You would want to look at the specs for any cartridge and select a cartridge which meets the minimum voltage requirements for your phono stage's MC input but which never exceeded the maximum input voltage. Keep in mind most phono stages are rather vague about how much gain is supplied by the moving coil step up device itself and how much gain is coming from the phono stage alone as these are two discrete gain stages which cascade one into the other when the "MC" input is selected. Until rather recently the phono pre amp stage was one component and the MC step up device was another. The phono pre amp proper was responsible for both gain and correct RIAA equalization while the step up device only supplied signal gain. (Some phono stages also fed into the line stage of the pre amp to have more total gain within the circuit.) Now the step up device and the phono pre amp stage are more commonly paired together as one convenient, but overall less flexible, component. Of course, until the mid 1980's such things as "high output" moving coils didn't exist at all. If you purchased a moving coil cartridge in 1979, say, a Denon 103, you knew you had a low outut cartridge and you could rather easily come up with a step up circuit or a transformer which would match your cartridge's output to most conventional moving magnet phono stages. Most often in those days a MC cartridge manufacturer would also retail their own step up devices matched to their cartridges. This made it relatively easy to match a cartridge, a gain stage and a phono circuit which would be acceptable through most systems.

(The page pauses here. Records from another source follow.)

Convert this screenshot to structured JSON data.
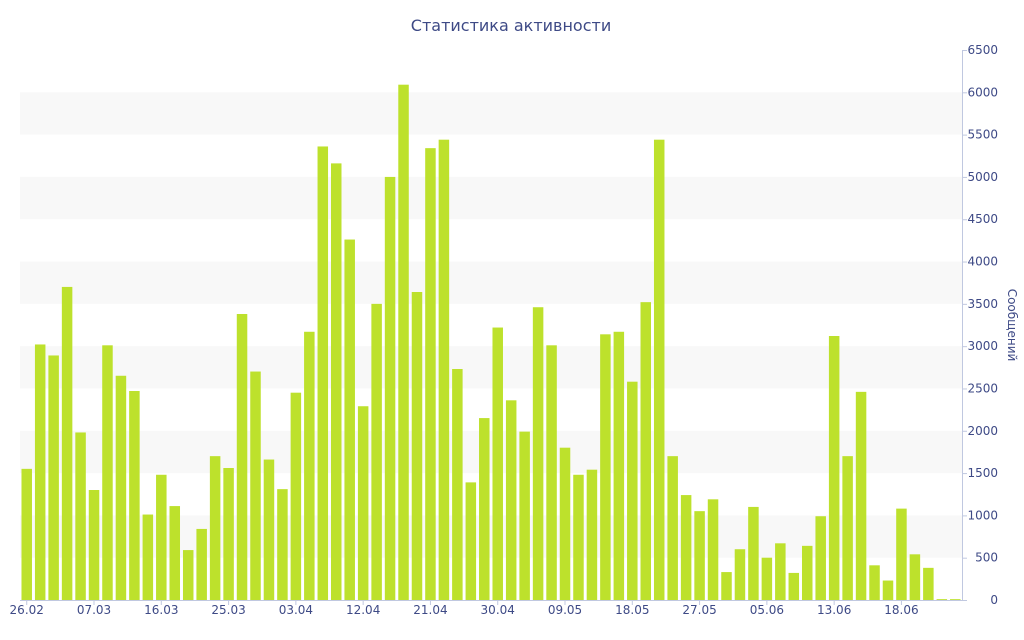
{
  "chart_data": {
    "type": "bar",
    "title": "Статистика активности",
    "ylabel": "Сообщений",
    "xlabel": "",
    "ylim": [
      0,
      6500
    ],
    "ytick_step": 500,
    "y_axis_side": "right",
    "grid": "alternating horizontal bands",
    "legend": "none",
    "bar_color": "#bde12c",
    "band_color": "#f8f8f8",
    "text_color": "#3e4a86",
    "x_tick_labels": [
      {
        "index": 0,
        "label": "26.02"
      },
      {
        "index": 5,
        "label": "07.03"
      },
      {
        "index": 10,
        "label": "16.03"
      },
      {
        "index": 15,
        "label": "25.03"
      },
      {
        "index": 20,
        "label": "03.04"
      },
      {
        "index": 25,
        "label": "12.04"
      },
      {
        "index": 30,
        "label": "21.04"
      },
      {
        "index": 35,
        "label": "30.04"
      },
      {
        "index": 40,
        "label": "09.05"
      },
      {
        "index": 45,
        "label": "18.05"
      },
      {
        "index": 50,
        "label": "27.05"
      },
      {
        "index": 55,
        "label": "05.06"
      },
      {
        "index": 60,
        "label": "13.06"
      },
      {
        "index": 65,
        "label": "18.06"
      }
    ],
    "values": [
      1550,
      3020,
      2890,
      3700,
      1980,
      1300,
      3010,
      2650,
      2470,
      1010,
      1480,
      1110,
      590,
      840,
      1700,
      1560,
      3380,
      2700,
      1660,
      1310,
      2450,
      3170,
      5360,
      5160,
      4260,
      2290,
      3500,
      5000,
      6090,
      3640,
      5340,
      5440,
      2730,
      1390,
      2150,
      3220,
      2360,
      1990,
      3460,
      3010,
      1800,
      1480,
      1540,
      3140,
      3170,
      2580,
      3520,
      5440,
      1700,
      1240,
      1050,
      1190,
      330,
      600,
      1100,
      500,
      670,
      320,
      640,
      990,
      3120,
      1700,
      2460,
      410,
      230,
      1080,
      540,
      380,
      10,
      10
    ]
  }
}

Just to get further into the weeds for a moment, all of this happening at the front of the system still relies on adequate matching of gain stages throughout the system plus the electrical sensitivity of the speakers, the size of the room, the trim of the volume/gain controls along with the sort of music preferences the listener might have and whether they required "lifelike" concert hall volume levels through their playback system. The somewhat ubiquitous low sensitivity (82-84dB) speakers which populated the market through the '60's, '70's and '80's made system matching - when it comes to gain stages - a bit more difficult than it is today. Low output moving coils running through lower gain phono stages than you can find in today's improved devices would, on occasion, simply fail to reach acceptable levels for those who demanded first row volume levels when they put on Mahler's Fourth.



If you're still with me by this point, one more pertinent issue raised by HO moving coils is the required cartridge loading provided by the step up device. Manufacturers have come to some degree of standardization in regards to this spec but the average low output MC will sound best when it is loaded down well beneath the 47kOhm average for moving magnets. (A few low output MC's will sound best at loadings as low as 100 Ohms.) I suspect most of today's HO MC's will work well into the typical loading of any high quality phono stage but it would certainly be worth the time to check the specs - or even give the manufactuters of the cartridge and the step up device a call - to determine whether a specific high output moving coil has been designed with any unsual loading requirements in mind. Properly loading the cartridge is as important, if not more so, than properly matching your amplifier's capacities to your speakers. If the loading isn't correct for a specific cartridge, frequency response and dynamic range will be compromised. It would be a shame, though a fairly common mistake, to spend a good chunk of cash on a high quality analog set up only to have it be compromised by such a simple error as incorrect cartridge loading. Most cartridge spec sheets suggest the proper impedance loading for a moving coil whether it is high or low output. (Moving coils are typically unaffected by capacitive loading though a few oddballs might still exist where this spec is also important.) If your step up device doesn't mention adjustable cartridge loading, you can usually assume it has been set to approximately 47kOhms to work with a moving magnet input. The difference in sound quality between correct and incorrect loading, however, is well worth the few minutes it should take to check.